‘So, you call yourself conceptualists, do you?” says the straight-arrow detective quizzing Melissa (Chelsea Edge), a cool-customer art student with three long lacerations on her face. “Mostly. Ashley wasn’t,” Melissa replies. “Unless anti-conceptualism is a concept. She was always about being in the moment. Expressionism. Impressionism.” End of Term has a fondness for bandying around the art-theory big talk, but this silly but stolidly genre project could sorely use a conceptual cutting edge itself.
Melissa is getting questioned after being found strapped to a chair in the blood-splattered basement of Ford Barrington art school. Strangely, there are no bodies – except for that of snooty art critic Damian Self (Ronald Pickup) in the nearby space for the students’ end-of-term exhibition. In Usual Suspects-style piecemeal flashbacks, Melissa fills in the police on the buildup to the butchery and the halls of residence gallery of Cluedo-ish suspects, including her vampish one-time lover Ashley (Nicole Posener), the suave Professor Leigh (Peter Davison, a former Doctor in Doctor Who), and wild card Garth Stroman (Ivan Kaye), a rumoured ghost of a Byronic artist obsessed with a credo that art must involve pain.
Director Mat Menony’s fusion of country-house whodunnit and slasher flick is campy without sparking much excitement. There is barely any heat in the flurry of bitching and bedhopping that serves as preamble, the dialogue is trite across the board, and there is a will-this-do? quality to the featured artwork. Fictional works of art are notoriously hard to pull off, but the ludicrous S&M chair – which proclaims “see no evil” to the occupant while jabbing at their eye cavities – won’t be bothering the Turner prize.

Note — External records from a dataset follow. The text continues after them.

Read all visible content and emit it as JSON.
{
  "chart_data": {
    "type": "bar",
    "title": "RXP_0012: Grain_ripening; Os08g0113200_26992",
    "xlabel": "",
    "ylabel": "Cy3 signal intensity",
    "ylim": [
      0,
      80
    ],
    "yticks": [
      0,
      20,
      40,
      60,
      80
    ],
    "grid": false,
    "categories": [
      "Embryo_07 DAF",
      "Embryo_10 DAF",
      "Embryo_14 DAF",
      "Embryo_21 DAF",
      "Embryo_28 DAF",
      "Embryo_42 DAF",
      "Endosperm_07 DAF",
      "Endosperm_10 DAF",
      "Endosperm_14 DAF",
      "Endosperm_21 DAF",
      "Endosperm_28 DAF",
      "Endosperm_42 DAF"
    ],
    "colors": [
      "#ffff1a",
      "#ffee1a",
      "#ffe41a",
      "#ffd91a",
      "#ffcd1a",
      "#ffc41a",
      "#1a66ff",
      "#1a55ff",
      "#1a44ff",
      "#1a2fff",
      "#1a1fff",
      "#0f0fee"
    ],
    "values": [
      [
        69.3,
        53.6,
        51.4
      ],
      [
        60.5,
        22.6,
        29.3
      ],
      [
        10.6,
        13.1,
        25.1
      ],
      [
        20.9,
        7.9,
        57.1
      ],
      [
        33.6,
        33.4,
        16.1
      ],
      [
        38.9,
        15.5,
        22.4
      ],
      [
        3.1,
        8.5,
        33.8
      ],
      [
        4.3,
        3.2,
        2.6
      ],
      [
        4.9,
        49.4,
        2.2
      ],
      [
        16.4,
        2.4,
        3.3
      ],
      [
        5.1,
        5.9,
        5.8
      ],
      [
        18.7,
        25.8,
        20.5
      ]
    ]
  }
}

Critically, we never find out Melissa’s artistic principles either: instead, she serves mechanically as the sullen narrator of this avant gardists’ pantomime. Milking the inane artsploitation angle – with Stroman hellbent on achieving his grisly magnus opus Incruxiatis Veritas – would have been fine if the film were not so stilted and drawn out. The artist has to suffer, says the hoary revenant, but End of Term didn’t have to inflict it on the audience too.
• End of Term is available on digital platforms on 2 October.